In "A Mighty Fortress," Luther wrote the line:

The prince of darkness grim, we tremble not for him.
His rage we can endure, for lo his doom is sure.
One little word shall fell him.

That word, above all earthly powers, no thanks to them abideth.

I have puzzled over that for a long time. Is Luther speaking metaphorically there, using the phrase "one little Word" for the Scriptures (or perhaps for Christ himself?).

Or, what are some other possibilities? Sometimes I have thought that he, in the first instance, is talking about the word "tetelestai," though I have no grounds for that.

Thoughts?


----------



## MrMerlin777 (Dec 11, 2006)

Just my opinion, I tend to believe that he is speaking metaphorically of Christ himself here. However, it could be the one (Christ), the other (the Scriptures), or both.


----------



## Contra_Mundum (Dec 11, 2006)

Donald may be exactly right, one little (seeming) Word shall fell him--Christ and his work of the cross destroys the work of Satan.
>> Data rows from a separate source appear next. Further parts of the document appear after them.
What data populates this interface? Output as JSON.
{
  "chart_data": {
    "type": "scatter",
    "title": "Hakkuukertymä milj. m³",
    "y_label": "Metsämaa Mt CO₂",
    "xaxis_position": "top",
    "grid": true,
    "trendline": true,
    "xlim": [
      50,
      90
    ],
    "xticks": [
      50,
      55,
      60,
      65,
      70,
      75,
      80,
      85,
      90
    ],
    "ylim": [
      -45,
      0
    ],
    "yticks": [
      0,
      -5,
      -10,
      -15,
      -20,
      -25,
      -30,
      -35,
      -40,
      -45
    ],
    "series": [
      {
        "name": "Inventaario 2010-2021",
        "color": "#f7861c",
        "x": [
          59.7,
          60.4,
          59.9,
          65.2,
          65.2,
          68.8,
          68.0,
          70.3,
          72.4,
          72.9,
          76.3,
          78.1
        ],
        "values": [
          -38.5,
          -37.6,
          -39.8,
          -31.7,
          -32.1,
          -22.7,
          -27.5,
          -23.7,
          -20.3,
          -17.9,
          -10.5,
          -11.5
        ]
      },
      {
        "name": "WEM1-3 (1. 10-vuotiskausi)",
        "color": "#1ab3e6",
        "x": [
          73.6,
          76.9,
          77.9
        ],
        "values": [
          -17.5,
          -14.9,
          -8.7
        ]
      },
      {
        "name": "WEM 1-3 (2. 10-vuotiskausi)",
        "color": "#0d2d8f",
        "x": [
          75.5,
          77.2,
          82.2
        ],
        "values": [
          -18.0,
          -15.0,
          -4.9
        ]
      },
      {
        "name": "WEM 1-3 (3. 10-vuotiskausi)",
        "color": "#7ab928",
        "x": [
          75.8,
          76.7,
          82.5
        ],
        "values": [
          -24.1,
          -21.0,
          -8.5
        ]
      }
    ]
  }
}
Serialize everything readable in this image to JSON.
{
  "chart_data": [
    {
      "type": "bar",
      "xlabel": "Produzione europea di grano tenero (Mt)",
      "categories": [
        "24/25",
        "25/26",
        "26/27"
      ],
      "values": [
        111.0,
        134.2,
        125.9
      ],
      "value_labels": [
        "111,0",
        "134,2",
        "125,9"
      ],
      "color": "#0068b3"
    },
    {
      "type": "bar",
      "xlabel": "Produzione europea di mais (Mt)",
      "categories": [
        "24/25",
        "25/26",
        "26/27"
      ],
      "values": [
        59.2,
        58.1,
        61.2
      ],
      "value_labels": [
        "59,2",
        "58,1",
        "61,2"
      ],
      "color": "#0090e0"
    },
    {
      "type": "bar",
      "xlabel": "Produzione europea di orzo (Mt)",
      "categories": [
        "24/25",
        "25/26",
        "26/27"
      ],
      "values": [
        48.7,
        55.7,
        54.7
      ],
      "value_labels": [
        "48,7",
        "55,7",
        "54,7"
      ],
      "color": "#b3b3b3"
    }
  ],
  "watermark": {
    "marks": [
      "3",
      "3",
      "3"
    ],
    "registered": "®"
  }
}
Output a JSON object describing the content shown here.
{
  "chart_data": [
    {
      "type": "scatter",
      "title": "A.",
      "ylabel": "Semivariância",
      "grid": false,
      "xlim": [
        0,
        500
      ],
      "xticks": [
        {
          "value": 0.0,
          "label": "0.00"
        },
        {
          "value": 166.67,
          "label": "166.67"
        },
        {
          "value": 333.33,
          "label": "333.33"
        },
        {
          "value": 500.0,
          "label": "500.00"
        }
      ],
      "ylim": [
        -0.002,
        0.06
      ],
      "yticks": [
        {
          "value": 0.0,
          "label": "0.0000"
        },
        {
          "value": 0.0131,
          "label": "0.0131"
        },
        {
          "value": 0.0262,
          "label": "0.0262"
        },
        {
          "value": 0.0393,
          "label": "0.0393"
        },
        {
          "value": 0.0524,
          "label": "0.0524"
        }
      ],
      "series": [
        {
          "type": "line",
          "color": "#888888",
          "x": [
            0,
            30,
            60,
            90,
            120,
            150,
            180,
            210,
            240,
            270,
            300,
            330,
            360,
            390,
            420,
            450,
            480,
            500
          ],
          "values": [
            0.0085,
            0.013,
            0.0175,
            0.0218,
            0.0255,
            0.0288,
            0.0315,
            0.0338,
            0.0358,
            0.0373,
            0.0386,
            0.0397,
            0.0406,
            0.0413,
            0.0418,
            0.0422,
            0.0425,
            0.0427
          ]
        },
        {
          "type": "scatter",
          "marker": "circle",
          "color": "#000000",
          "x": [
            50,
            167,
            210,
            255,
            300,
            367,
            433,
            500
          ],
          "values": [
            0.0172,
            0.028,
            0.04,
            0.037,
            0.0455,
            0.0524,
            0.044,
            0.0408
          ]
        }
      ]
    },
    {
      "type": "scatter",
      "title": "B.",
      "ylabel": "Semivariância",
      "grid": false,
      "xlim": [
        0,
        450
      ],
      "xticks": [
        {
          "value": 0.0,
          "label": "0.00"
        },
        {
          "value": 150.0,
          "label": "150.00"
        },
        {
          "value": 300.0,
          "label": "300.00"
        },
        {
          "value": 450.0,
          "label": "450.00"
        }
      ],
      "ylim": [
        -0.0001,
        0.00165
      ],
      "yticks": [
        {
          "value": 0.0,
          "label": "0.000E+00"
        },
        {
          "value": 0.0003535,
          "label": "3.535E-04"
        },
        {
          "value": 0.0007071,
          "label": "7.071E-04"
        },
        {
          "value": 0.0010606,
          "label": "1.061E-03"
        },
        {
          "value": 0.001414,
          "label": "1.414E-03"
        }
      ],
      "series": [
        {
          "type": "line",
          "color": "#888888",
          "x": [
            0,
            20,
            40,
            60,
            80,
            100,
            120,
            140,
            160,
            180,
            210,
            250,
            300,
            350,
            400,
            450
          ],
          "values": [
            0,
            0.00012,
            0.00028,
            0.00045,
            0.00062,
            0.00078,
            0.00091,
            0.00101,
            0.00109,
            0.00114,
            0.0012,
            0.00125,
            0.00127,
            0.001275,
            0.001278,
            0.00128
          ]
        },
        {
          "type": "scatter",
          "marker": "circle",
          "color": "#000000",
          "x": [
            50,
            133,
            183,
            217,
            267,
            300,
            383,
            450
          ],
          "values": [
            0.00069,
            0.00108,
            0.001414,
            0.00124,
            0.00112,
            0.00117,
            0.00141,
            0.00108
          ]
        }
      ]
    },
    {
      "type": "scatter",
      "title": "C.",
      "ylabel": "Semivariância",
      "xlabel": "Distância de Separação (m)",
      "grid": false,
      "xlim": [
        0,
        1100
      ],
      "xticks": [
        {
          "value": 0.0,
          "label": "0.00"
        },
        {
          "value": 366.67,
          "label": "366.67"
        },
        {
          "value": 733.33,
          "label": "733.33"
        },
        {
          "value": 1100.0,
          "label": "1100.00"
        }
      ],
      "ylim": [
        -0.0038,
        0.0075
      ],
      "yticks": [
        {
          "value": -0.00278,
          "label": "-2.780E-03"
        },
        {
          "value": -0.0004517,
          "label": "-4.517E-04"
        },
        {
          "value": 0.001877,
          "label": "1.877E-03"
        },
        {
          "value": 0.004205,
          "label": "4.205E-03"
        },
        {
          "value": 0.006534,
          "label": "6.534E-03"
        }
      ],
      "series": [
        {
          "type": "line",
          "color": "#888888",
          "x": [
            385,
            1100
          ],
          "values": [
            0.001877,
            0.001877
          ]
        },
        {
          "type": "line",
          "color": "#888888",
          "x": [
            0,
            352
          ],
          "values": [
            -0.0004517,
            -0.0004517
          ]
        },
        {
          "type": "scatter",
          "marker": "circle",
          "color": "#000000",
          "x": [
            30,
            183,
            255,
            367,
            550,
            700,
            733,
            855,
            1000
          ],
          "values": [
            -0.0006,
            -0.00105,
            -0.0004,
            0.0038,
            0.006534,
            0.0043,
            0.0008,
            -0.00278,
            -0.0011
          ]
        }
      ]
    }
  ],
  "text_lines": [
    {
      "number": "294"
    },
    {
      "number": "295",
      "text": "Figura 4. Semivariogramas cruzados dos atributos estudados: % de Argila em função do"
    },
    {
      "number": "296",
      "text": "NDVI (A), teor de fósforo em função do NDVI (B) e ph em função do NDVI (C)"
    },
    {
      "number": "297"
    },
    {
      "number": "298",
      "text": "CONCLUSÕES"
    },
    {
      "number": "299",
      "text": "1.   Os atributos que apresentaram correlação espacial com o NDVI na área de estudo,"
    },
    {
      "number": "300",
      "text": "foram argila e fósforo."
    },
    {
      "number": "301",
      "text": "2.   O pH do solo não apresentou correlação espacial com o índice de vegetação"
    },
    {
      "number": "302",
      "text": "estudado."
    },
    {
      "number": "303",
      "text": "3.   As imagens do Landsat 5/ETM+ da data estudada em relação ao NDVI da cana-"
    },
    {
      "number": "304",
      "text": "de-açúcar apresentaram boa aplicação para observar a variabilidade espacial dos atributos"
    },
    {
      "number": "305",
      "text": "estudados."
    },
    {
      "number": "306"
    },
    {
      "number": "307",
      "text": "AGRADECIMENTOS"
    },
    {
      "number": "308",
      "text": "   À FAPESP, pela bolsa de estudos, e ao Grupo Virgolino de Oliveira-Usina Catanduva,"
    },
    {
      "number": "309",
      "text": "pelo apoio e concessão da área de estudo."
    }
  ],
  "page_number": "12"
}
Or _that_ Word above all earthly powers no thanks to them abideth, the indestructible Scripture is enough resistance to make the Devil flee.

Or "he shall slay him with the _breath of his mouth_" (2 Thes. 2:8). One word.


----------



## VirginiaHuguenot (Dec 14, 2006)

Is there a theological difference between the two German words that are used?

Ein *Wörtlein* kann ihn fällen.

Das *Wort* sie sollen lassen stahn


----------